ニーズが高まるゲーム用途では、低遅延約0.83msec、最大144Hz VRRで快適に楽しめるだけでなく、例えばアクションゲームなど視点の移動範囲が広くてプレイしづらい場合は、25 - 70%の10段階で画面サイズが変更できます。また、表示位置も移動できるため、照明や日差しの映り込みを避けることができます。
弊社の「COCORO VISION」は、テレビの新たな使い方を提案するサービスとして2016年夏に始まり、来年で10周年を迎えます。日々の暮らしをより豊かにするお役立ち情報に加え、楽しめるミニゲームや脳トレも増え続けています。また、リモコンは低消費電力のBluetooth方式を新たに採用したことで、電池寿命が約2倍長持ちになっています。
―― 次々にアイデアが出てきますね。
高橋 商品企画チームの若手メンバーが中心になって考案しています。「あっ!」と驚く新たな視点も多く、テレビでかんたんに視力チェックが行えるアプリ「めめログ」もそのひとつです。初めて聞いたときには実装に踏み切るか正直迷いましたが、発表後に「面白い」と多くの方に言っていただきました。

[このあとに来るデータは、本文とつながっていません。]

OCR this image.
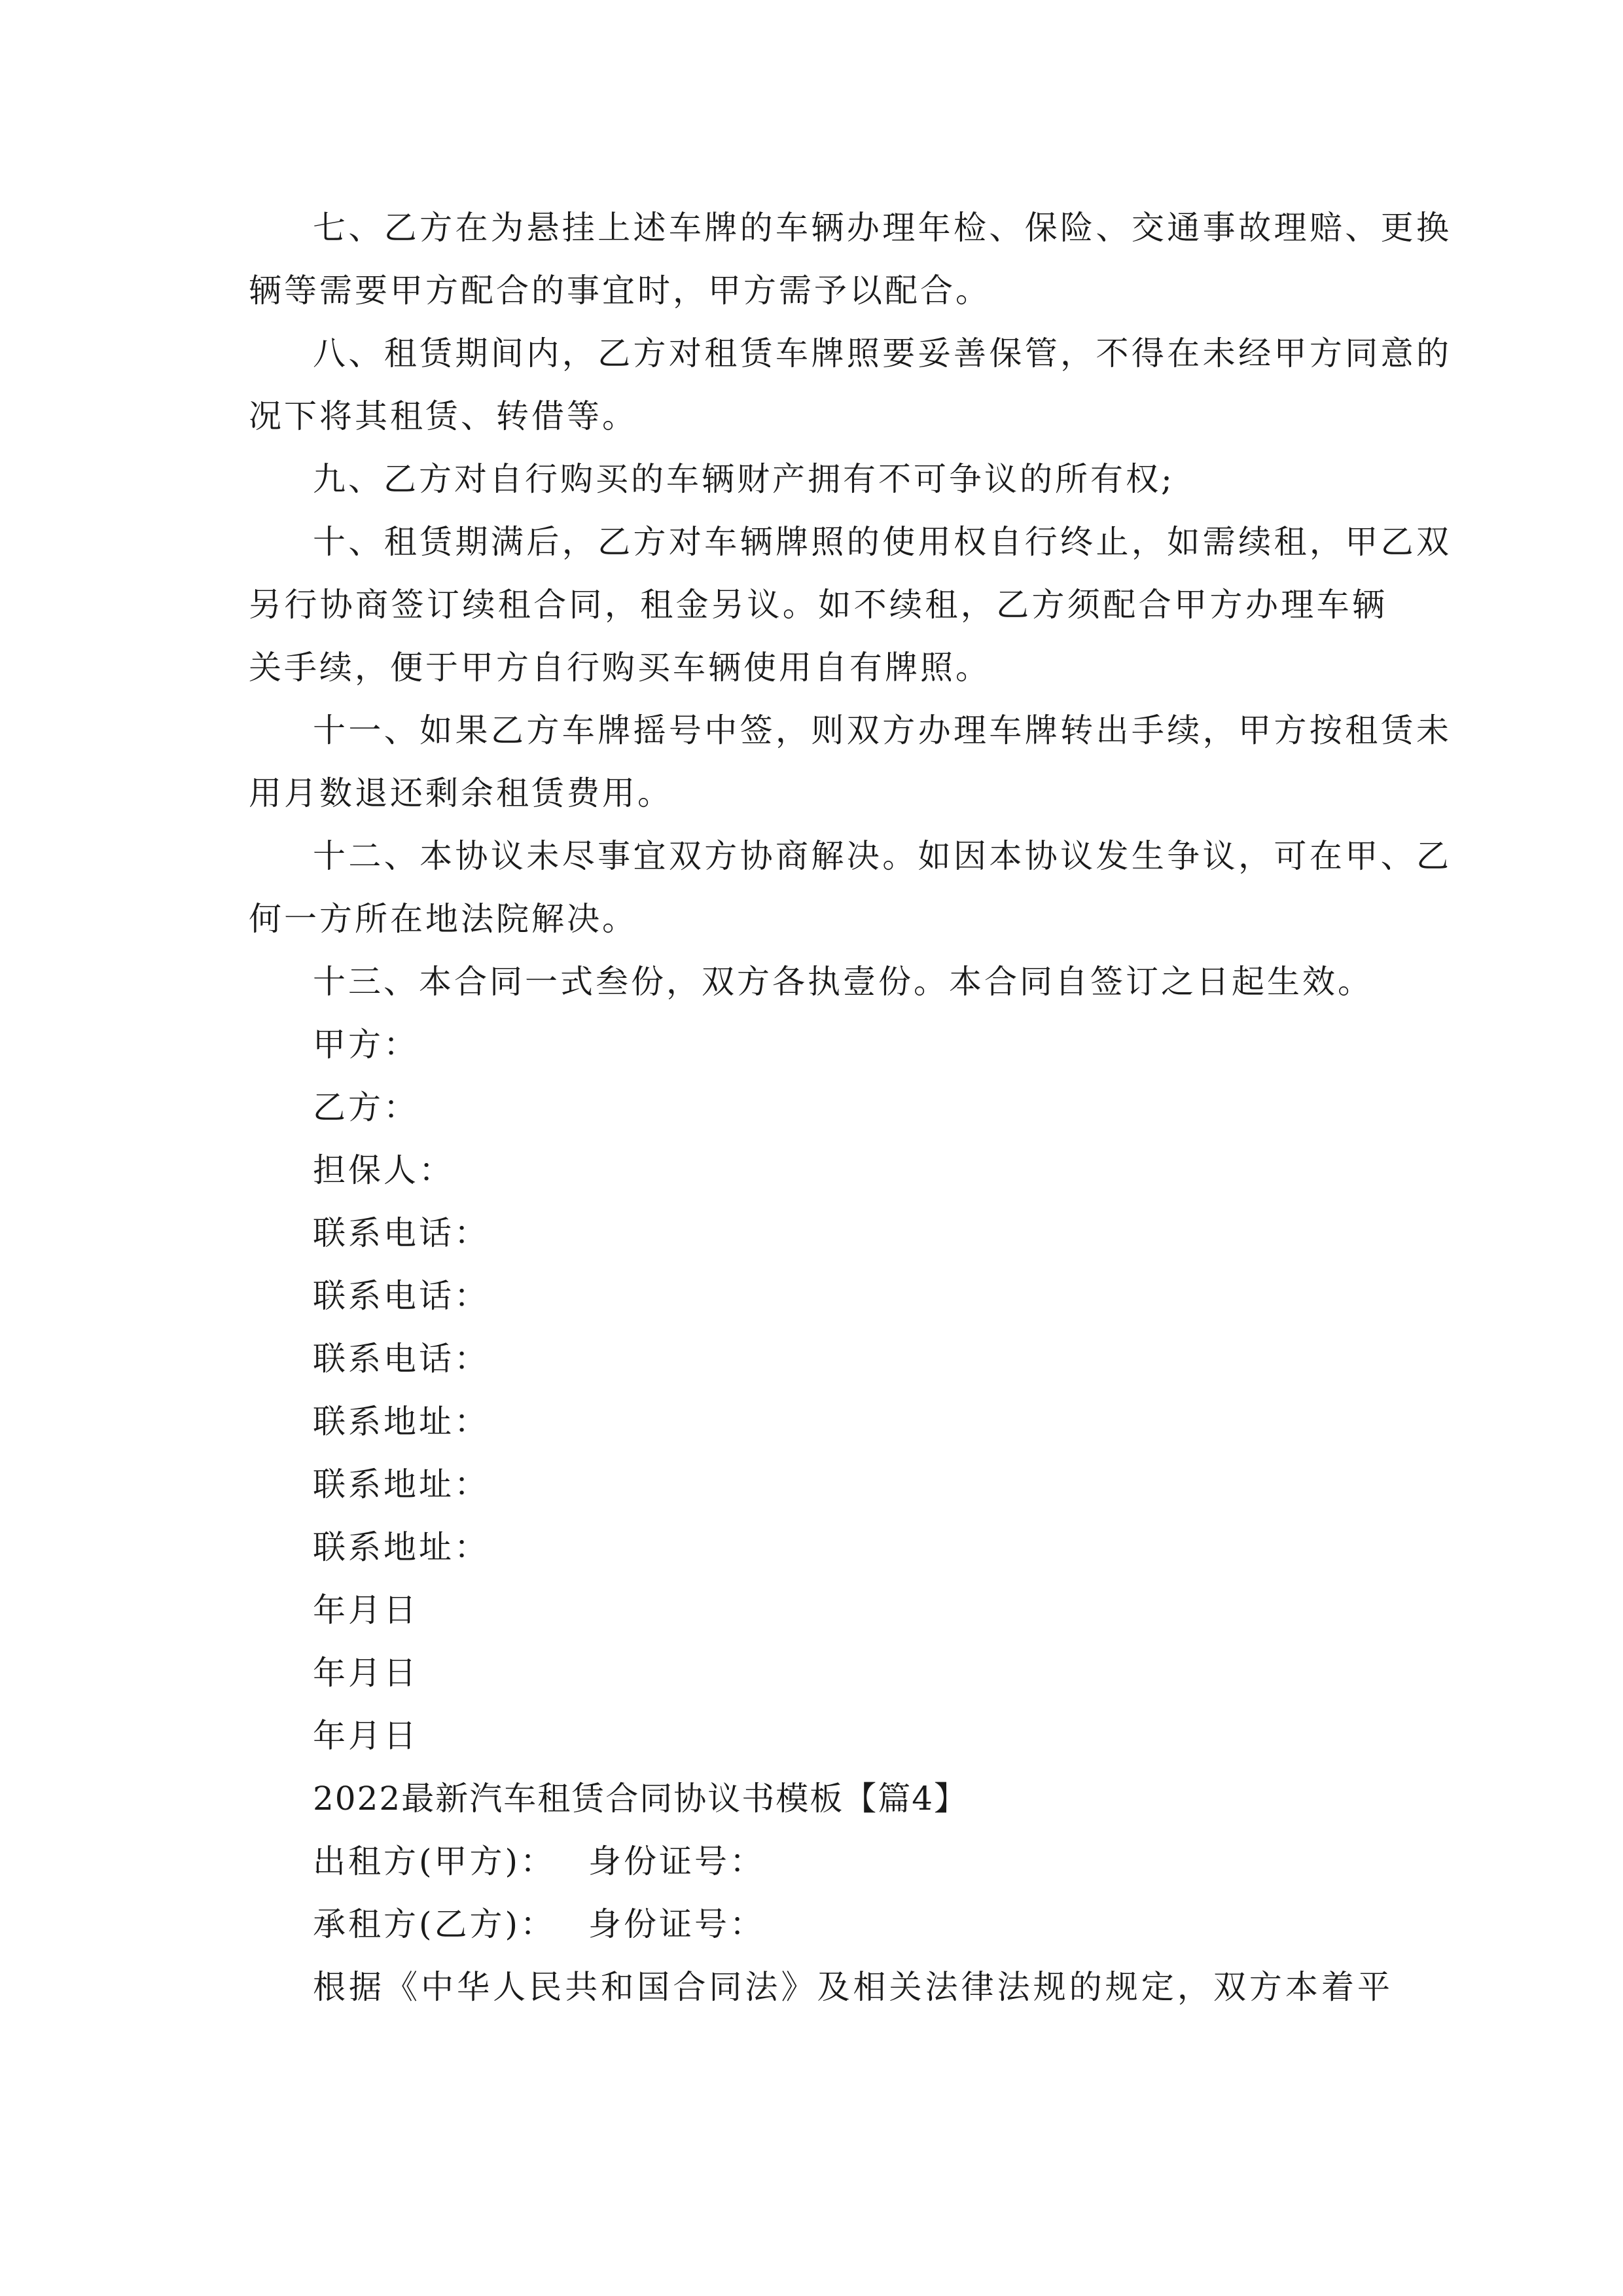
七、乙方在为悬挂上述车牌的车辆办理年检、保险、交通事故理赔、更换
辆等需要甲方配合的事宜时，甲方需予以配合。
八、租赁期间内，乙方对租赁车牌照要妥善保管，不得在未经甲方同意的
况下将其租赁、转借等。
九、乙方对自行购买的车辆财产拥有不可争议的所有权;
十、租赁期满后，乙方对车辆牌照的使用权自行终止，如需续租，甲乙双
另行协商签订续租合同，租金另议。如不续租，乙方须配合甲方办理车辆
关手续，便于甲方自行购买车辆使用自有牌照。
十一、如果乙方车牌摇号中签，则双方办理车牌转出手续，甲方按租赁未
用月数退还剩余租赁费用。
十二、本协议未尽事宜双方协商解决。如因本协议发生争议，可在甲、乙
何一方所在地法院解决。
十三、本合同一式叁份，双方各执壹份。本合同自签订之日起生效。
甲方：
乙方：
担保人：
联系电话：
联系电话：
联系电话：
联系地址：
联系地址：
联系地址：
年月日
年月日
年月日
2022最新汽车租赁合同协议书模板【篇4】
出租方(甲方)： 身份证号：
承租方(乙方)： 身份证号：
根据《中华人民共和国合同法》及相关法律法规的规定，双方本着平
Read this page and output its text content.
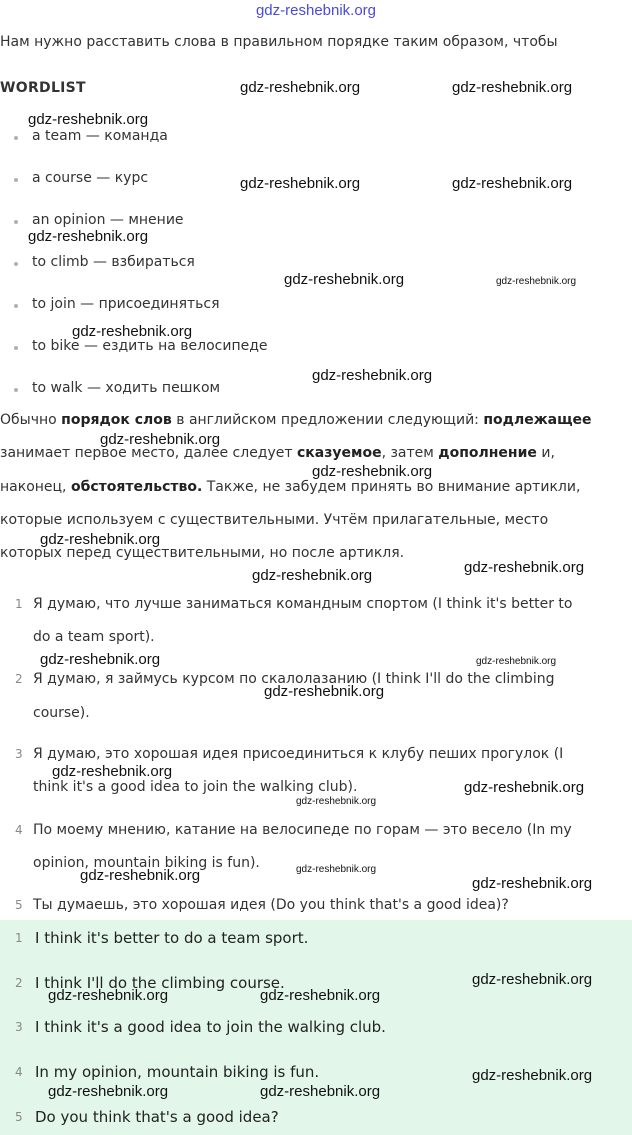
gdz-reshebnik.org
Нам нужно расставить слова в правильном порядке таким образом, чтобы
WORDLIST
a team — команда
a course — курс
an opinion — мнение
to climb — взбираться
to join — присоединяться
to bike — ездить на велосипеде
to walk — ходить пешком
Обычно порядок слов в английском предложении следующий: подлежащее
занимает первое место, далее следует сказуемое, затем дополнение и,
наконец, обстоятельство. Также, не забудем принять во внимание артикли,
которые используем с существительными. Учтём прилагательные, место
которых перед существительными, но после артикля.
1 Я думаю, что лучше заниматься командным спортом (I think it's better to
do a team sport).
2 Я думаю, я займусь курсом по скалолазанию (I think I'll do the climbing
course).
3 Я думаю, это хорошая идея присоединиться к клубу пеших прогулок (I
think it's a good idea to join the walking club).
4 По моему мнению, катание на велосипеде по горам — это весело (In my
opinion, mountain biking is fun).
5 Ты думаешь, это хорошая идея (Do you think that's a good idea)?
1 I think it's better to do a team sport.
2 I think I'll do the climbing course.
3 I think it's a good idea to join the walking club.
4 In my opinion, mountain biking is fun.
5 Do you think that's a good idea?
gdz-reshebnik.org	gdz-reshebnik.org
gdz-reshebnik.org
gdz-reshebnik.org	gdz-reshebnik.org
gdz-reshebnik.org
gdz-reshebnik.org	gdz-reshebnik.org
gdz-reshebnik.org
gdz-reshebnik.org
gdz-reshebnik.org
gdz-reshebnik.org
gdz-reshebnik.org
gdz-reshebnik.org	gdz-reshebnik.org
gdz-reshebnik.org	gdz-reshebnik.org
gdz-reshebnik.org
gdz-reshebnik.org
gdz-reshebnik.org
gdz-reshebnik.org
gdz-reshebnik.org
gdz-reshebnik.org	gdz-reshebnik.org
gdz-reshebnik.org
gdz-reshebnik.org	gdz-reshebnik.org
gdz-reshebnik.org
gdz-reshebnik.org	gdz-reshebnik.org
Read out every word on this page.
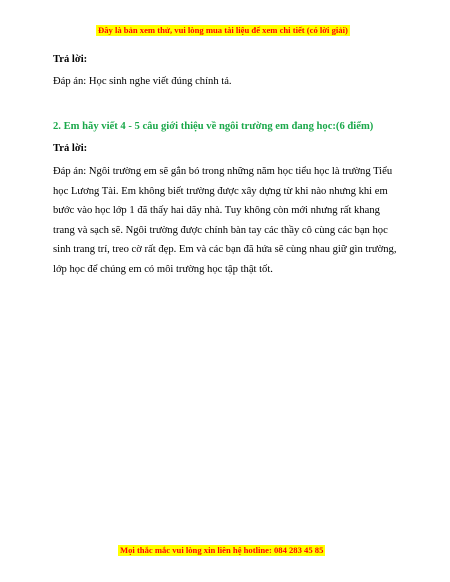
Đây là bản xem thử, vui lòng mua tài liệu để xem chi tiết (có lời giải)

Trả lời:

Đáp án: Học sinh nghe viết đúng chính tả.

2. Em hãy viết 4 - 5 câu giới thiệu về ngôi trường em đang học:(6 điểm)

Trả lời:

Đáp án: Ngôi trường em sẽ gắn bó trong những năm học tiểu học là trường Tiểu học Lương Tài. Em không biết trường được xây dựng từ khi nào nhưng khi em bước vào học lớp 1 đã thấy hai dãy nhà. Tuy không còn mới nhưng rất khang trang và sạch sẽ. Ngôi trường được chính bàn tay các thầy cô cùng các bạn học sinh trang trí, treo cờ rất đẹp. Em và các bạn đã hứa sẽ cùng nhau giữ gìn trường, lớp học để chúng em có môi trường học tập thật tốt.

Mọi thắc mắc vui lòng xin liên hệ hotline: 084 283 45 85
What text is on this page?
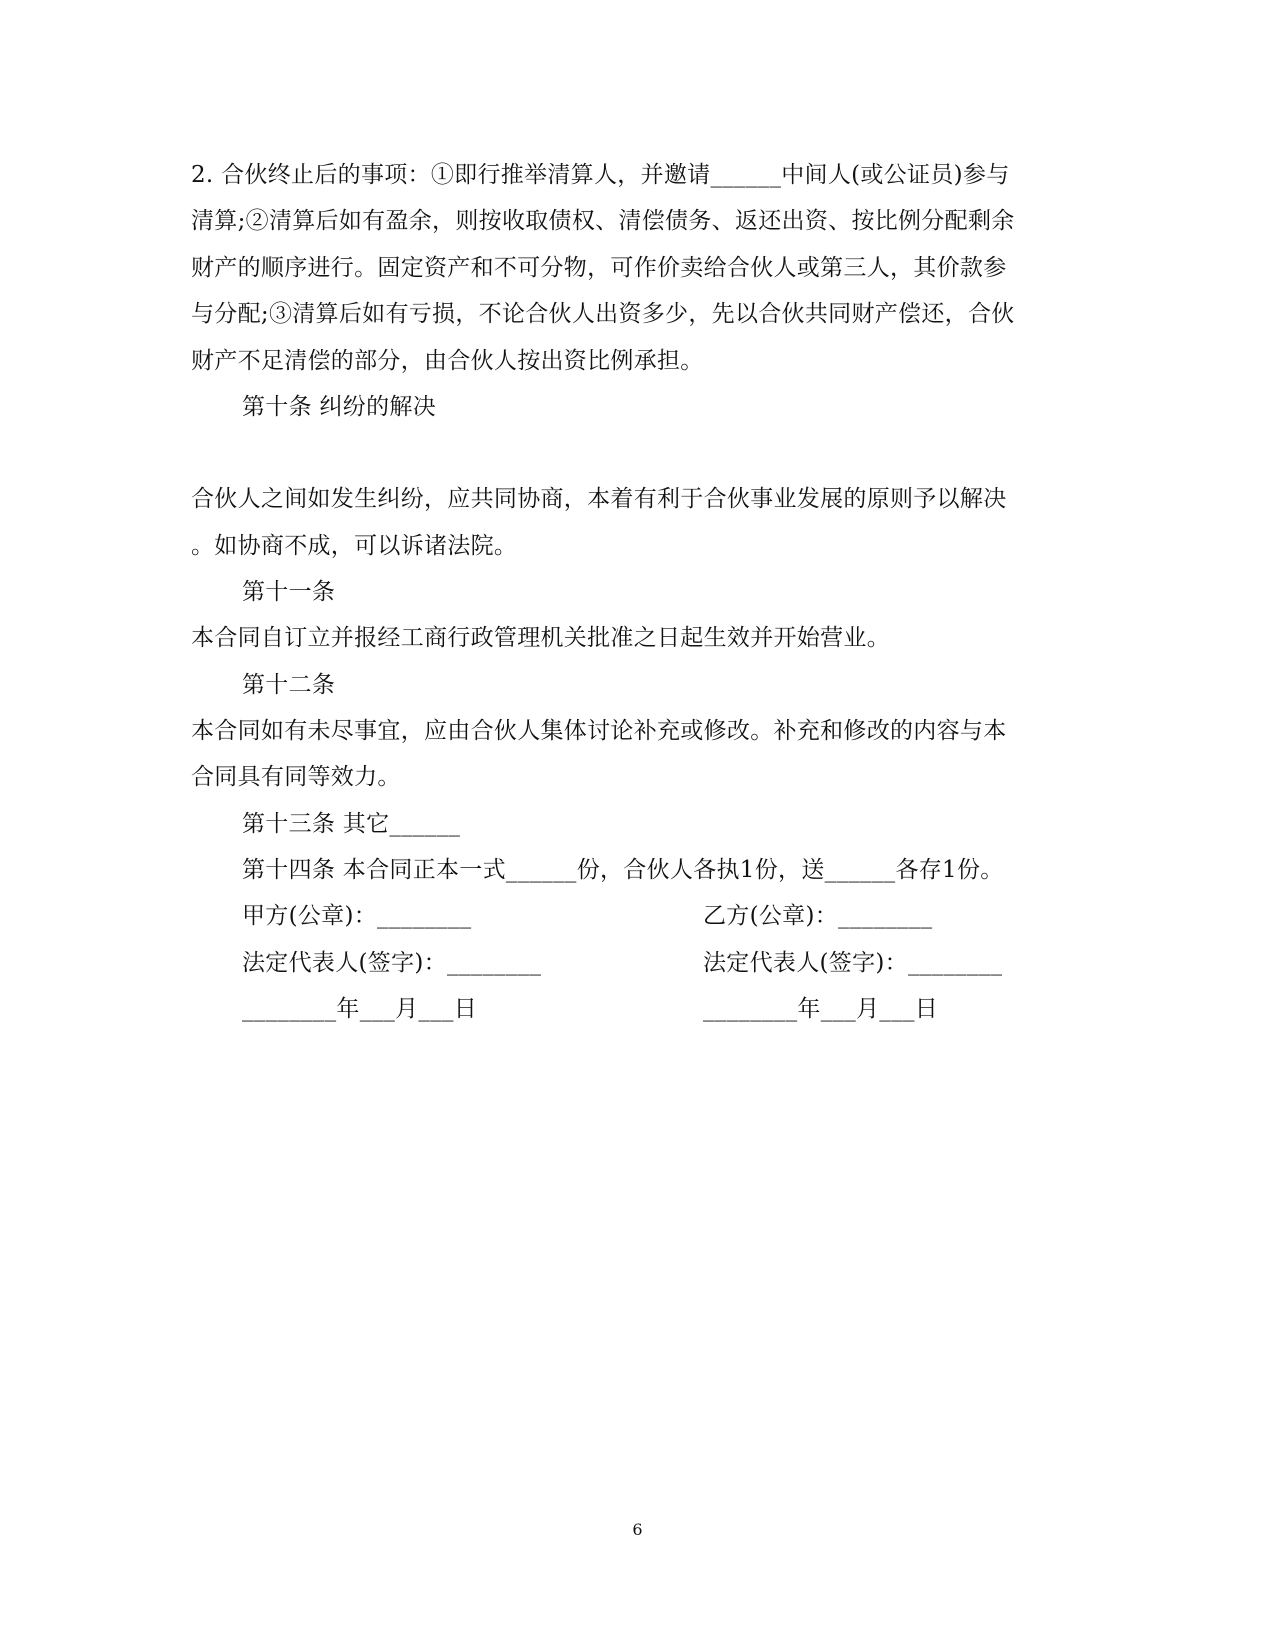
2. 合伙终止后的事项：①即行推举清算人，并邀请______中间人(或公证员)参与
清算;②清算后如有盈余，则按收取债权、清偿债务、返还出资、按比例分配剩余
财产的顺序进行。固定资产和不可分物，可作价卖给合伙人或第三人，其价款参
与分配;③清算后如有亏损，不论合伙人出资多少，先以合伙共同财产偿还，合伙
财产不足清偿的部分，由合伙人按出资比例承担。
第十条 纠纷的解决
合伙人之间如发生纠纷，应共同协商，本着有利于合伙事业发展的原则予以解决
。如协商不成，可以诉诸法院。
第十一条
本合同自订立并报经工商行政管理机关批准之日起生效并开始营业。
第十二条
本合同如有未尽事宜，应由合伙人集体讨论补充或修改。补充和修改的内容与本
合同具有同等效力。
第十三条 其它______
第十四条 本合同正本一式______份，合伙人各执1份，送______各存1份。
甲方(公章)：________	乙方(公章)：________
法定代表人(签字)：________	法定代表人(签字)：________
________年___月___日	________年___月___日
6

若手からベテランまで多様なメンバーが揃う商品企画チームから、かゆいところに手が届く提案が次々と生まれています。それをきちんと具現化してくれるのは、高い技術力を持った技術チームです。これまで大阪・堺、奈良・大和郡山、千葉・幕張と3つの拠点に分かれていたメンバーが、今年6月に幕張に集結しました。顔を合わせながら気軽に議論できる環境になったことで、これからも様々な相乗効果が生まれてくることを期待しています。
放送番組を見ないお客様が増えている一方で、インターネット動画やゲームなど、多様なコンテンツをテレビで楽しむ機会は確実に増えています。そこで私たちは、放送を見るための機器としての役割に加えて、“テレビはエンタメを楽しむ機器”として再定義しました。その結果、先ほどのようなこれまでにないアイデアが次々と生まれています。
常識に囚われる必要はありません。楽しければそれが正解です。そうした新しい考えのもとに商品を企画し、つくりあげていくメンバーやチームがいるからこそ、「AQUOS」は皆さまに最高のエンタメをご提供できるのだと確信しています。
―― テレビの反転攻勢へ、その勢いをさらに加速する「AQUOS」の活躍が期待されます。
高橋 「AQUOS」初号機が発売したのが2001年1月1日。来年2026年1月1日には、記念すべき25周年を迎え、26年目のスタートを切ります。どうすればお客様にもっと喜んで使っていただけるのか。私たちは“テレビでもっと楽しいことを”という視点で開発に取り組んでおり、新しい「エンタメおまかせAQUOS」の提案にどうぞご期待ください。